On the Senate floor, Kuchel attacked the society by name, saving his hardest words for Founder and Leader Robert Welch, a retired candymaker and self-styled Americanist, who rates Harry Truman, John Foster Dulles and Dwight D. Eisenhower, among others, as Communist agents or dupes. "Good God," roared Kuchel while rushing to Ike's rescue, "should the American people and the American Government let that kind of spleen be poured upon one who has given his whole life to freedom?" Connecticut's burly Tom Dodd, a conservative Democrat and tough antiCommunist, joined in. Welch's judgments, said he, are "an affront to decency and intelligence.''

Surprisingly enough, not all Congressmen agreed. In Los Angeles, Arizona's Barry Goldwater said: "A lot of people in my home town have been attracted to the society, and I am impressed by the type of people in it. They are the kind we need in politics." Republican Congressman Edgar Hiestand of California called the attacks "a pro-Communist smear," proudly noted that both he and John Rousselot, another California Republican, are Birchers. Ohio Republican Gordon Scherer, a member of the House Un-American Activities Committee, said that although he was not a member, he "looked favorably on this organization."

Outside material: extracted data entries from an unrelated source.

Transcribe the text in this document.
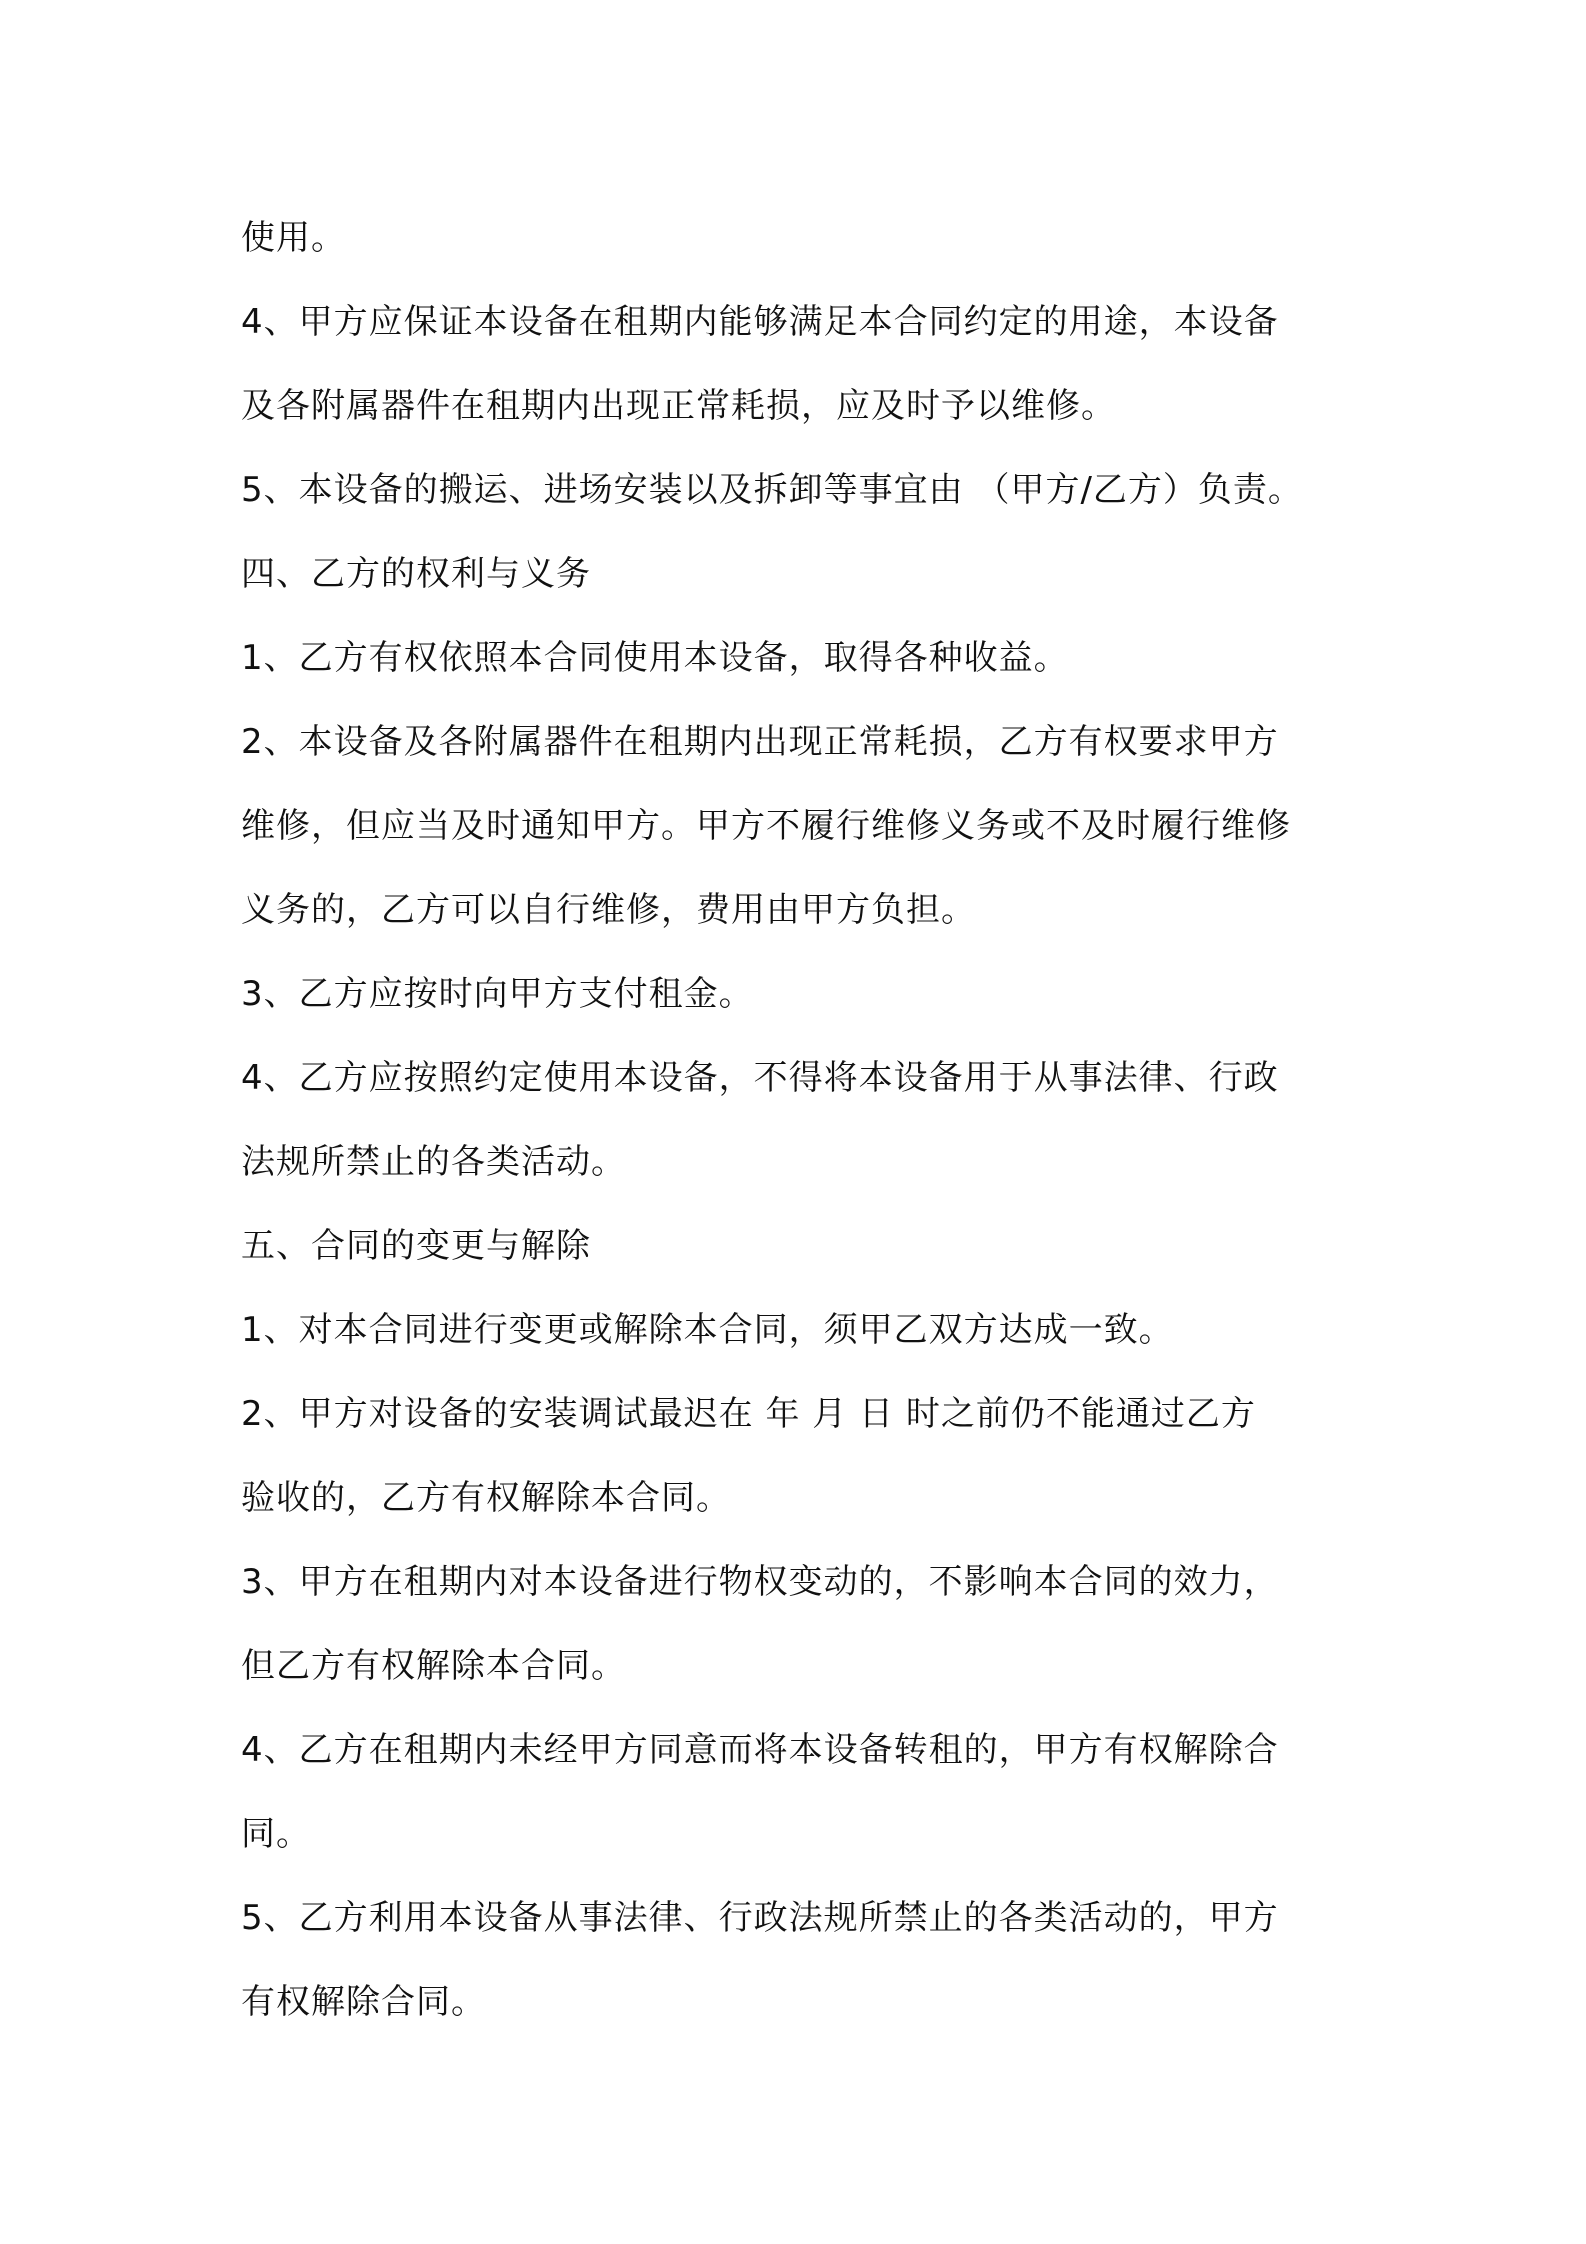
使用。
4、甲方应保证本设备在租期内能够满足本合同约定的用途，本设备
及各附属器件在租期内出现正常耗损，应及时予以维修。
5、本设备的搬运、进场安装以及拆卸等事宜由 （甲方/乙方）负责。
四、乙方的权利与义务
1、乙方有权依照本合同使用本设备，取得各种收益。
2、本设备及各附属器件在租期内出现正常耗损，乙方有权要求甲方
维修，但应当及时通知甲方。甲方不履行维修义务或不及时履行维修
义务的，乙方可以自行维修，费用由甲方负担。
3、乙方应按时向甲方支付租金。
4、乙方应按照约定使用本设备，不得将本设备用于从事法律、行政
法规所禁止的各类活动。
五、合同的变更与解除
1、对本合同进行变更或解除本合同，须甲乙双方达成一致。
2、甲方对设备的安装调试最迟在 年 月 日 时之前仍不能通过乙方
验收的，乙方有权解除本合同。
3、甲方在租期内对本设备进行物权变动的，不影响本合同的效力，
但乙方有权解除本合同。
4、乙方在租期内未经甲方同意而将本设备转租的，甲方有权解除合
同。
5、乙方利用本设备从事法律、行政法规所禁止的各类活动的，甲方
有权解除合同。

Clearly, a lot more publicity was coming in the society's direction. Kuchel and Congressman Henry Reuss, Wisconsin Democrat, called for a congressional investigation of Welch and his society. A spokesman for Attorney General Robert Kennedy said that the society's activities were "a matter of concern to the Justice Department." Across the land, newspapers began to print articles inquiring into Birch Society techniques in their own home towns.

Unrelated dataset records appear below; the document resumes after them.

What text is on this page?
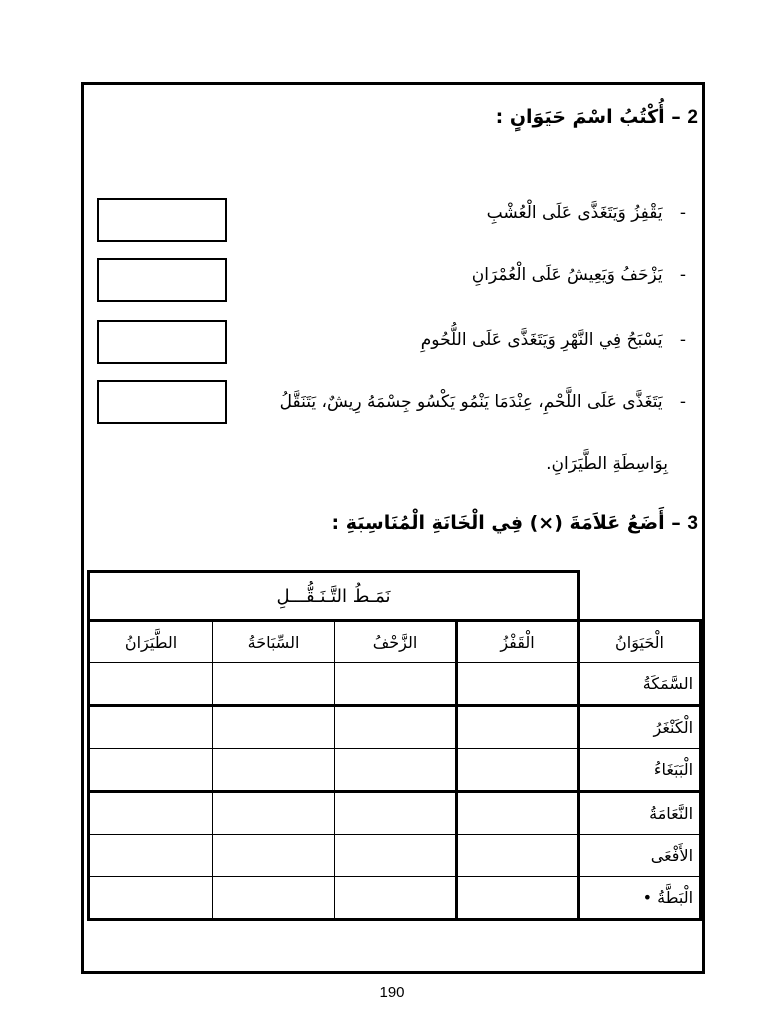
2 – أُكْتُبُ اسْمَ حَيَوَانٍ :
- يَقْفِزُ وَيَتَغَذَّى عَلَى الْعُشْبِ
- يَزْحَفُ وَيَعِيشُ عَلَى الْعُمْرَانِ
- يَسْبَحُ فِي النَّهْرِ وَيَتَغَذَّى عَلَى اللُّحُومِ
- يَتَغَذَّى عَلَى اللَّحْمِ، عِنْدَمَا يَنْمُو يَكْسُو جِسْمَهُ رِيشٌ، يَتَنَقَّلُ
بِوَاسِطَةِ الطَّيَرَانِ.
3 – أَضَعُ عَلاَمَةَ (×) فِي الْخَانَةِ الْمُنَاسِبَةِ :
	نَمَـطُ التَّـنَـقُّـــلِ			
الْحَيَوَانُ	الْقَفْزُ	الزَّحْفُ	السِّبَاحَةُ	الطَّيَرَانُ
السَّمَكَةُ				
الْكَنْغَرُ				
الْبَبَغَاءُ				
النَّعَامَةُ				
الأَفْعَى				
الْبَطَّةُ •				
190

That much public protest was more than Founder Welch had bargained for. At week's end, he asked the Senate internal security subcommittee to investigate the society, piously promised that "none of our members will plead the Fifth Amendment." He also denied that he had ever called Ike a "card-carrying Communist" or believed him to be a Red agent. "I never had that opinion; I never thought it then with firmness enough to publish it or to say it in public, and I don't today." Of course, Robert Welch admitted, he had written a "private, confidential letter," i.e., his privately circulated book The Politician, "in which I stated some harsh personal opinions of our then President." That harsh personal opinion: "Dwight Eisenhower is a dedicated, conscious agent of the Communist conspiracy."

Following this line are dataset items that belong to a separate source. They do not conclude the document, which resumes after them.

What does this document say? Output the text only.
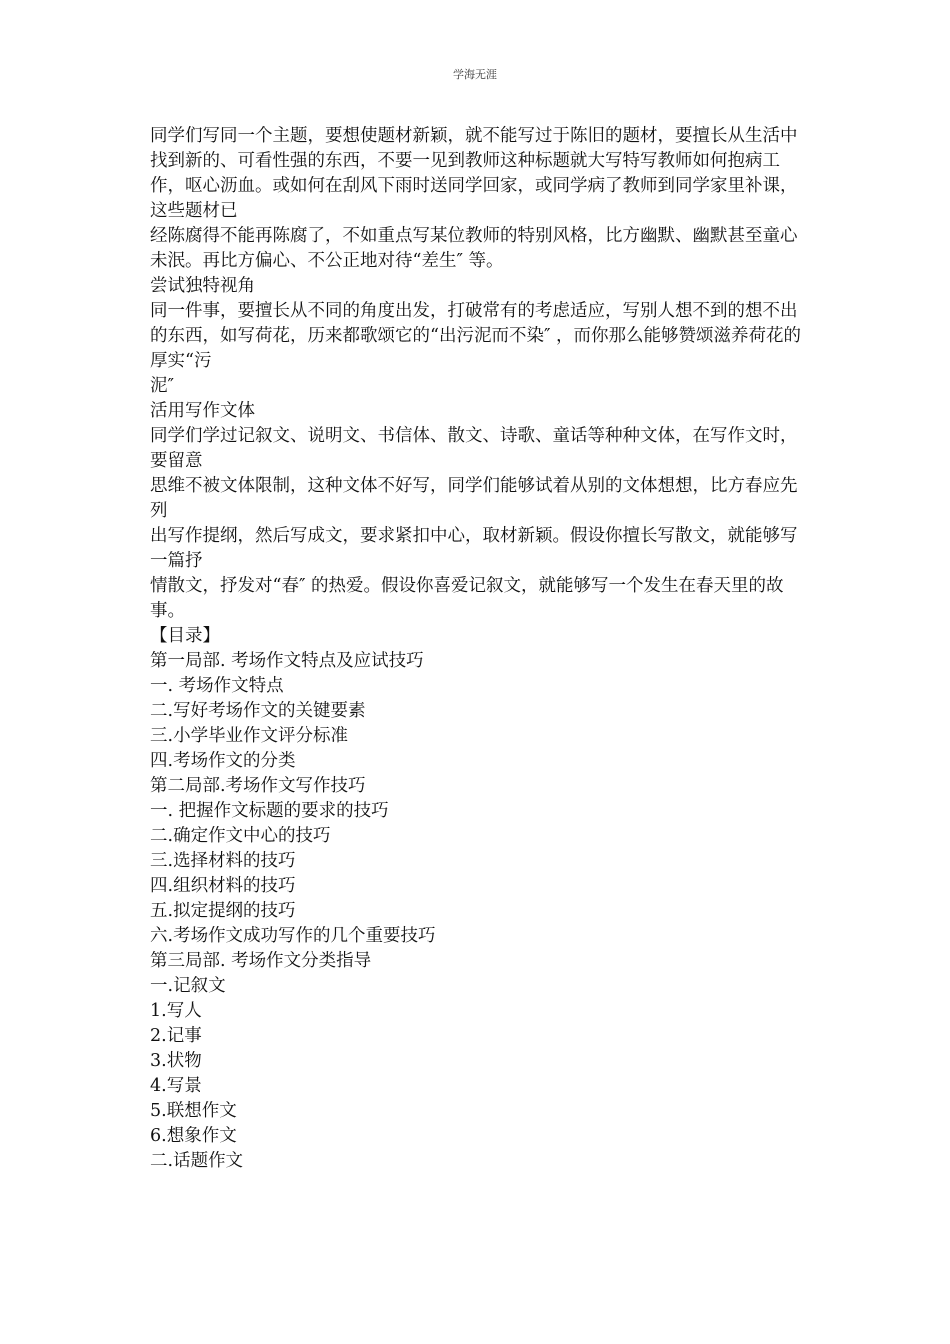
学海无涯

同学们写同一个主题，要想使题材新颖，就不能写过于陈旧的题材，要擅长从生活中

找到新的、可看性强的东西，不要一见到教师这种标题就大写特写教师如何抱病工作，呕心沥血。或如何在刮风下雨时送同学回家，或同学病了教师到同学家里补课，这些题材已

经陈腐得不能再陈腐了，不如重点写某位教师的特别风格，比方幽默、幽默甚至童心未泯。再比方偏心、不公正地对待“差生″ 等。

尝试独特视角

同一件事，要擅长从不同的角度出发，打破常有的考虑适应，写别人想不到的想不出

的东西，如写荷花，历来都歌颂它的“出污泥而不染″ ，而你那么能够赞颂滋养荷花的厚实“污

泥″

活用写作文体

同学们学过记叙文、说明文、书信体、散文、诗歌、童话等种种文体，在写作文时，要留意

思维不被文体限制，这种文体不好写，同学们能够试着从别的文体想想，比方春应先列

出写作提纲，然后写成文，要求紧扣中心，取材新颖。假设你擅长写散文，就能够写一篇抒

情散文，抒发对“春″ 的热爱。假设你喜爱记叙文，就能够写一个发生在春天里的故事。

【目录】

第一局部. 考场作文特点及应试技巧

一. 考场作文特点

二.写好考场作文的关键要素

三.小学毕业作文评分标准

四.考场作文的分类

第二局部.考场作文写作技巧

一. 把握作文标题的要求的技巧

二.确定作文中心的技巧

三.选择材料的技巧

四.组织材料的技巧

五.拟定提纲的技巧

六.考场作文成功写作的几个重要技巧

第三局部. 考场作文分类指导

一.记叙文

1.写人

2.记事

3.状物

4.写景

5.联想作文

6.想象作文

二.话题作文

* Son of missionaries, John Morrison Birch was born in Landour, India, May 28, 1918. He was raised in Macon, Ga., graduated from Mercer University (where he belonged to a group that raised unproven heresy charges against some of the professors), became a fundamentalist Baptist missionary in China. During World War II he joined a U.S. Army intelligence unit in China, served with the rank of captain. Ten days after the Japanese surrender in 1945, he was killed by a band of Chinese Communist guerrillas. Birch Society members regard him as the first victim of the cold war. Birch's parents, who live in retirement in Georgia, are honorary life members of the society. Last week his mother said that they were "heartily in accord with the purpose and the procedure of the John Birch Society."